Si la ministre des Affaires étrangères, Chrystia Freeland, laisse entendre que le gouvernement pourrait mettre la ratification du « nouvel ALENA » de côté tant que Washington frappera le Canada de tarifs punitifs sur l'acier et l'aluminium, elle se garde bien de lancer un ultimatum clair à l'administration Trump.

« Ce que j'ai dit aux Américains, c'est que pour nous, pour beaucoup de Canadiens, y compris moi-même, c'est très difficile de comprendre comment on peut ratifier le nouvel accord quand les tarifs sont toujours en place », a-t-elle déclaré en point de presse, hier.

La ministre Freeland n'a pas voulu aller jusqu'à dire si elle écartait carrément une ratification sans retrait de ces tarifs, qu'elle a de nouveau dénoncés. « J'ai choisi mes mots avec beaucoup d'attention. C'est ma réponse », a-t-elle tranché face à l'insistance des journalistes.

Elle s'est félicitée du fait qu'il s'agit là d'un argument que les leaders du Congrès américain « écoutent maintenant directement », réitérant qu'il serait malavisé de rouvrir cette entente tripartite. « Il faut comprendre que ce serait ouvrir une boîte de Pandore. Et nous savons tous ce qui est arrivé quand Pandore a fait cela », a-t-elle argué.

Le gouvernement fait bien de ne pas brusquer les choses dans ce dossier, croit Patrick Leblond, professeur à l'École supérieure d'affaires publiques et internationales à l'Université d'Ottawa.

« Le Canada a le beau jeu d'attendre, parce qu'il n'y a aucun coût politique à attendre. Tant que les trois pays n'ont pas ratifié l'accord, il n'entre pas en vigueur. Le Canada, s'il le ratifie aujourd'hui, ça ne lui donne absolument rien », a-t-il exposé à La Presse.
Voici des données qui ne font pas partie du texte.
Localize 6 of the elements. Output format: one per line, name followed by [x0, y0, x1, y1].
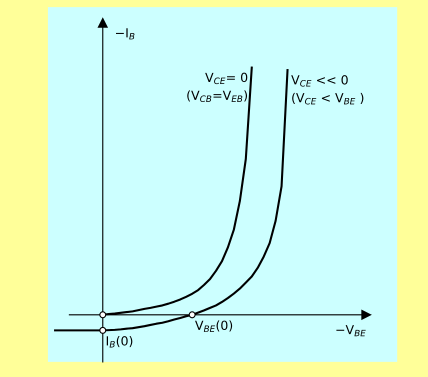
text: V$_{CE}$ << 0 (V$_{CE}$ < V$_{BE}$ ) — [291, 75, 364, 104]
text: V$_{CE}$= 0 (V$_{CB}$=V$_{EB}$) — [187, 72, 248, 102]
text: I$_{B}$(0) — [106, 336, 132, 348]
annotation: V$_{BE}$(0) — [195, 320, 232, 332]
y-axis-title: −I$_{B}$ — [116, 28, 134, 40]
x-axis-title: −V$_{BE}$ — [336, 325, 366, 336]
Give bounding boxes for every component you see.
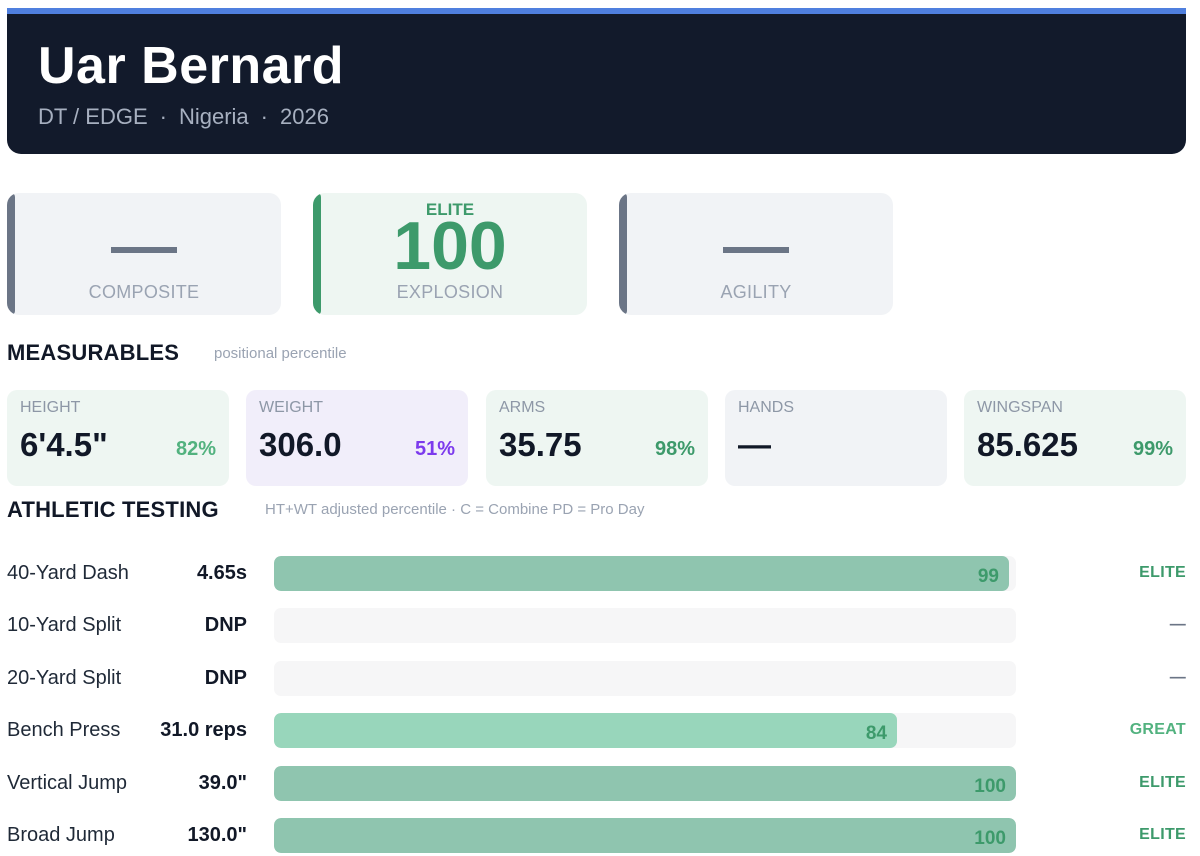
test-result: 31.0 reps (160, 719, 247, 741)
percentile-value: 100 (974, 776, 1006, 797)
percentile-value: 99 (977, 566, 999, 587)
player-name: Uar Bernard (38, 37, 345, 95)
measurable-percentile: 98% (654, 438, 695, 460)
agility-empty-dash (723, 247, 789, 253)
header-accent-line (7, 8, 1186, 14)
meta-separator: · (159, 104, 167, 129)
test-result: 130.0" (187, 824, 247, 846)
test-name: Broad Jump (7, 824, 115, 846)
athletic-testing-note: HT+WT adjusted percentile · C = Combine … (265, 501, 645, 518)
explosion-score: 100 (393, 208, 507, 284)
measurable-value: 6'4.5" (20, 426, 108, 463)
test-result: DNP (204, 614, 247, 636)
player-header: Uar Bernard DT / EDGE · Nigeria · 2026 (7, 14, 1186, 154)
explosion-label: EXPLOSION (396, 282, 504, 302)
percentile-track: 100 (274, 818, 1016, 853)
measurable-percentile: 51% (414, 438, 455, 460)
test-grade: ELITE (1139, 774, 1186, 791)
test-name: Vertical Jump (7, 772, 128, 794)
percentile-track: 99 (274, 556, 1016, 591)
test-grade: — (1169, 616, 1186, 633)
measurable-card-weight: WEIGHT 306.0 51% (246, 390, 468, 486)
test-row: 10-Yard Split DNP — (0, 605, 1200, 645)
composite-accent-bar (7, 193, 15, 315)
test-row: Broad Jump 130.0" 100 ELITE (0, 815, 1200, 855)
test-row: 40-Yard Dash 4.65s 99 ELITE (0, 553, 1200, 593)
measurable-label: WEIGHT (259, 399, 323, 416)
measurable-card-wingspan: WINGSPAN 85.625 99% (964, 390, 1186, 486)
percentile-track: 84 (274, 713, 1016, 748)
measurable-value: 306.0 (259, 426, 342, 463)
explosion-score-card: ELITE 100 EXPLOSION (313, 193, 587, 315)
explosion-tier: ELITE (425, 200, 475, 219)
measurables-title: MEASURABLES (7, 340, 180, 365)
measurable-percentile: 99% (1132, 438, 1173, 460)
measurable-percentile: 82% (175, 438, 216, 460)
percentile-track (274, 661, 1016, 696)
measurable-card-hands: HANDS — (725, 390, 947, 486)
measurable-label: WINGSPAN (977, 399, 1063, 416)
player-meta: DT / EDGE · Nigeria · 2026 (38, 104, 329, 130)
agility-label: AGILITY (720, 282, 792, 302)
measurables-note: positional percentile (214, 345, 347, 362)
percentile-bar-fill (274, 766, 1016, 801)
test-row: 20-Yard Split DNP — (0, 658, 1200, 698)
player-year: 2026 (279, 104, 329, 129)
percentile-track (274, 608, 1016, 643)
percentile-value: 84 (865, 723, 887, 744)
player-country: Nigeria (178, 104, 249, 129)
test-name: 40-Yard Dash (7, 562, 129, 584)
test-row: Bench Press 31.0 reps 84 GREAT (0, 710, 1200, 750)
test-result: DNP (204, 667, 247, 689)
measurable-card-arms: ARMS 35.75 98% (486, 390, 708, 486)
test-result: 4.65s (196, 562, 247, 584)
percentile-track: 100 (274, 766, 1016, 801)
measurable-value: — (738, 426, 771, 463)
percentile-bar-fill (274, 713, 897, 748)
test-grade: ELITE (1139, 826, 1186, 843)
percentile-value: 100 (974, 828, 1006, 849)
composite-label: COMPOSITE (88, 282, 200, 302)
measurable-label: ARMS (499, 399, 546, 416)
test-name: Bench Press (7, 719, 121, 741)
test-grade: ELITE (1139, 564, 1186, 581)
meta-separator: · (260, 104, 268, 129)
explosion-accent-bar (313, 193, 321, 315)
test-name: 10-Yard Split (7, 614, 122, 636)
player-position: DT / EDGE (38, 104, 148, 129)
measurable-value: 85.625 (977, 426, 1078, 463)
test-grade: — (1169, 669, 1186, 686)
test-grade: GREAT (1129, 721, 1186, 738)
test-name: 20-Yard Split (7, 667, 122, 689)
agility-score-card: AGILITY (619, 193, 893, 315)
measurable-label: HEIGHT (20, 399, 81, 416)
measurable-label: HANDS (738, 399, 795, 416)
measurable-value: 35.75 (499, 426, 582, 463)
test-result: 39.0" (198, 772, 247, 794)
composite-score-card: COMPOSITE (7, 193, 281, 315)
measurable-card-height: HEIGHT 6'4.5" 82% (7, 390, 229, 486)
athletic-testing-title: ATHLETIC TESTING (7, 497, 219, 522)
agility-accent-bar (619, 193, 627, 315)
percentile-bar-fill (274, 556, 1009, 591)
percentile-bar-fill (274, 818, 1016, 853)
composite-empty-dash (111, 247, 177, 253)
test-row: Vertical Jump 39.0" 100 ELITE (0, 763, 1200, 803)
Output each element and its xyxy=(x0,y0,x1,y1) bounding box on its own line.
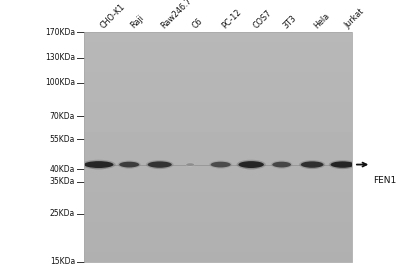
Text: CHO-K1: CHO-K1 xyxy=(99,2,127,30)
Ellipse shape xyxy=(238,161,264,168)
Text: 100KDa: 100KDa xyxy=(45,78,75,87)
Text: 35KDa: 35KDa xyxy=(50,177,75,186)
Text: Hela: Hela xyxy=(312,11,331,30)
Ellipse shape xyxy=(299,160,325,169)
Ellipse shape xyxy=(209,161,232,168)
Text: C6: C6 xyxy=(190,16,204,30)
Ellipse shape xyxy=(245,167,258,169)
Text: 170KDa: 170KDa xyxy=(45,28,75,37)
Text: 55KDa: 55KDa xyxy=(50,134,75,144)
Text: 25KDa: 25KDa xyxy=(50,209,75,218)
Ellipse shape xyxy=(82,160,116,169)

« En plus, il y a toujours le risque que l'accord lui-même meure au feuilleton. Les démocrates à la Chambre des représentants ont clairement indiqué qu'ils n'allaient pas appuyer l'accord tel qu'il est », a souligné M. Leblond.

Le conservateur Pierre Paul-Hus a reproché aux libéraux leur « incapacité » de s'entendre sur l'acier et l'aluminium, les accusant d'avoir « fait des concessions majeures » dans l'Accord Canada-États-Unis-Mexique (ACEUM) signé en novembre dernier.

« Il est primordial que l'entente ne soit pas ratifiée avant la levée des tarifs douaniers », a insisté la députée néo-démocrate Karine Trudel dans une déclaration écrite.

Bois d'oeuvre: victoire partielle

La ministre Freeland s'était présentée au micro du foyer des Communes hier pour discuter de la victoire en demi-teinte d'Ottawa à l'Organisation mondiale du commerce (OMC) dans le dossier du bois d'oeuvre.

L'OMC a conclu que Washington a contrevenu à une disposition antidumping en raison de sa façon de calculer les marges, mais a donné tort à Ottawa sur un autre point, celui entourant une autre méthode de calcul américaine, le « zeroing ». Ottawa pourrait porter cette décision en appel, a signalé Chrystia Freeland.